EU Simplifies Sustainability Taxonomy Compliance Rules

EU eases sustainability rules by cutting reporting burdens, simplifying taxonomy, and focusing on material activities.

EU Simplifies Sustainability Taxonomy Compliance Rules

In a key step towards establishing a more business-friendly and efficient sustainability reporting regime, the European Commission has made surprise overhaul announcements to the EU Taxonomy Regulation. The new rules will simplify the use of the sustainability taxonomy, minimize administrative costs on businesses, and generally enhance ease. These reforms, as part of the broader Omnibus I package unveiled at the beginning of this year, will come into force from January 2026, for the financial year 2025.

The EU Taxonomy is the foundation of the EU Action Plan on Sustainable Finance, to guide and direct investment towards environmentally sustainable activity. It offers a science-based system of classification that can be used to identify economic activities that contribute significantly to achieving at least one of six environmental goals without contributing significantly to damaging any of the other six. These six environmental objectives are climate change mitigation, climate change adaptation, sustainable marine and water resource protection and utilization, transition to a circular economy, pollution control and prevention, and protection and restoration of biodiversity and ecosystems.

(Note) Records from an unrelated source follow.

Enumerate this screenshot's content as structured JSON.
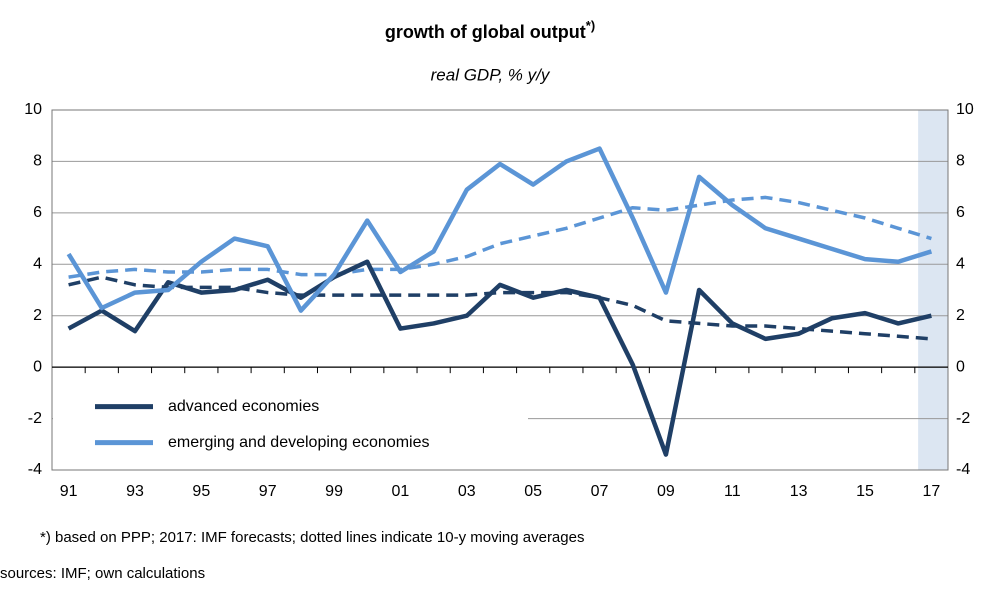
{
  "chart_data": {
    "type": "line",
    "title": "growth of global output",
    "title_mark": "*)",
    "subtitle": "real GDP, % y/y",
    "footnote": "*) based on PPP;  2017: IMF forecasts;  dotted lines indicate 10-y moving averages",
    "source": "sources: IMF; own calculations",
    "categories": [
      "91",
      null,
      "93",
      null,
      "95",
      null,
      "97",
      null,
      "99",
      null,
      "01",
      null,
      "03",
      null,
      "05",
      null,
      "07",
      null,
      "09",
      null,
      "11",
      null,
      "13",
      null,
      "15",
      null,
      "17"
    ],
    "series": [
      {
        "name": "advanced economies",
        "color": "#1f3f66",
        "dashed": false,
        "values": [
          1.5,
          2.2,
          1.4,
          3.3,
          2.9,
          3.0,
          3.4,
          2.7,
          3.5,
          4.1,
          1.5,
          1.7,
          2.0,
          3.2,
          2.7,
          3.0,
          2.7,
          0.1,
          -3.4,
          3.0,
          1.7,
          1.1,
          1.3,
          1.9,
          2.1,
          1.7,
          2.0
        ]
      },
      {
        "name": "emerging and developing economies",
        "color": "#5b95d6",
        "dashed": false,
        "values": [
          4.4,
          2.3,
          2.9,
          3.0,
          4.1,
          5.0,
          4.7,
          2.2,
          3.6,
          5.7,
          3.7,
          4.5,
          6.9,
          7.9,
          7.1,
          8.0,
          8.5,
          5.8,
          2.9,
          7.4,
          6.3,
          5.4,
          5.0,
          4.6,
          4.2,
          4.1,
          4.5
        ]
      },
      {
        "color": "#1f3f66",
        "dashed": true,
        "values": [
          3.2,
          3.5,
          3.2,
          3.1,
          3.1,
          3.1,
          2.9,
          2.8,
          2.8,
          2.8,
          2.8,
          2.8,
          2.8,
          2.9,
          2.9,
          2.9,
          2.7,
          2.4,
          1.8,
          1.7,
          1.6,
          1.6,
          1.5,
          1.4,
          1.3,
          1.2,
          1.1
        ]
      },
      {
        "color": "#5b95d6",
        "dashed": true,
        "values": [
          3.5,
          3.7,
          3.8,
          3.7,
          3.7,
          3.8,
          3.8,
          3.6,
          3.6,
          3.8,
          3.8,
          4.0,
          4.3,
          4.8,
          5.1,
          5.4,
          5.8,
          6.2,
          6.1,
          6.3,
          6.5,
          6.6,
          6.4,
          6.1,
          5.8,
          5.4,
          5.0
        ]
      }
    ],
    "ylim": [
      -4,
      10
    ],
    "yticks": [
      -4,
      -2,
      0,
      2,
      4,
      6,
      8,
      10
    ],
    "y2lim": [
      -4,
      10
    ],
    "y2ticks": [
      -4,
      -2,
      0,
      2,
      4,
      6,
      8,
      10
    ],
    "grid": true,
    "legend": "lower left"
  }
}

Since its launch, the taxonomy has sought to guide capital toward sustainable projects by providing investors, companies, and policymakers with transparency and consistency. Many companies, however, including small and medium-sized businesses, have complained about the complexity and administrative burden of taxonomy reporting, which has led to calls for overhaul.

Issues having already been addressed, the new European Commission move introduces a series of key simplifications. The most significant change is the exclusion of companies from taxonomy alignment testing for non-material economic activities. For non-financial corporates, it implies that activities of less than 10% revenue, capex, or opex will not be tested for taxonomy alignment anymore. In the same manner, in financial institutions, non-material activities are financial products that are less than 10% of loans and investments for identified proceeds use of some economic activities. Where unidentified is the use of proceeds, entities may make use of the taxonomy key performance indicators (KPIs) of the lending or investee entity.

This shift is likely to ease the compliance burden for companies quite considerably by allowing them to concentrate only on material aspects of their enterprise. This also introduces some flexibility for financial institutions while considering complicated investment portfolios or lending.

Additional relief is extended to non-financial firms in operating expenses reporting. With the new rules, when opex is deemed immaterial to the business model of the company, the company will no longer need to determine taxonomy eligibility or alignment. It will simply need to report its quantum of opex and the rationale behind its materiality assessment. This move from a hard, detailed reporting requirement to a softer, materiality-based narrative one is intended to ensure maximum simplicity and minimum effort.

If the most effective streamlining happens with the very severe reduction in datapoints needed in taxonomy reporting templates, then it has to be the datapoint reduction by 64% for non-financial firms with financial firms needing an even more dramatic cut by 89%. This intensive-cut datapoint reduction in reporting needs has to relieve the burden on sustainability teams as well as lower the compliance cost with taxonomy.

The new regulations also bring in additions to the green asset ratio (GAR), meaning the percentage of assets of a financial institution that are taxonomy-compliant. The GAR adjustment aims to simplify the way in which financial companies calculate and report their taxonomy-compliant exposures and investments. Moreover, the new rule streamlines the "Do No Significant Harm" (DNSH) tests for prevention and pollution control, specifically for the occurrence and usage of hazardous chemicals, in order to make the provisions more feasible and easier to apply.

These changes must undergo a four-month examination phase in the European Parliament and Council before they can be enacted into law that can be extended to a further two months. All going well, the new taxonomy regulation will start in 2026.

Naming the importance of the step, Commissioner for Financial Services and the Union of Savings and Investments Maria Luís Albuquerque underlined the need to find a balance between sustainability and real action. "Today we make a clear step towards a more growth-friendly, usable and proportionate sustainable finance regime," she said. Our decisions make it simpler to use the EU Taxonomy and obtaining the right balance between not burdening our businesses too much with administrative tasks, yet still keeping our longer-term ambitions in mind, such as reaching a sustainable economy.

Such reforms are all part of the wider move by the EU towards sustainability regulation—both to further environmental goals but to ensure that businesses, small and medium enterprises, and financial institutions are not swamped by over-regulation. By intervening in the taxonomy regime, the Commission aims to enhance investor confidence, enhance corporate engagement in sustainable finance, and further establish the EU as a beacon for green economic transformation.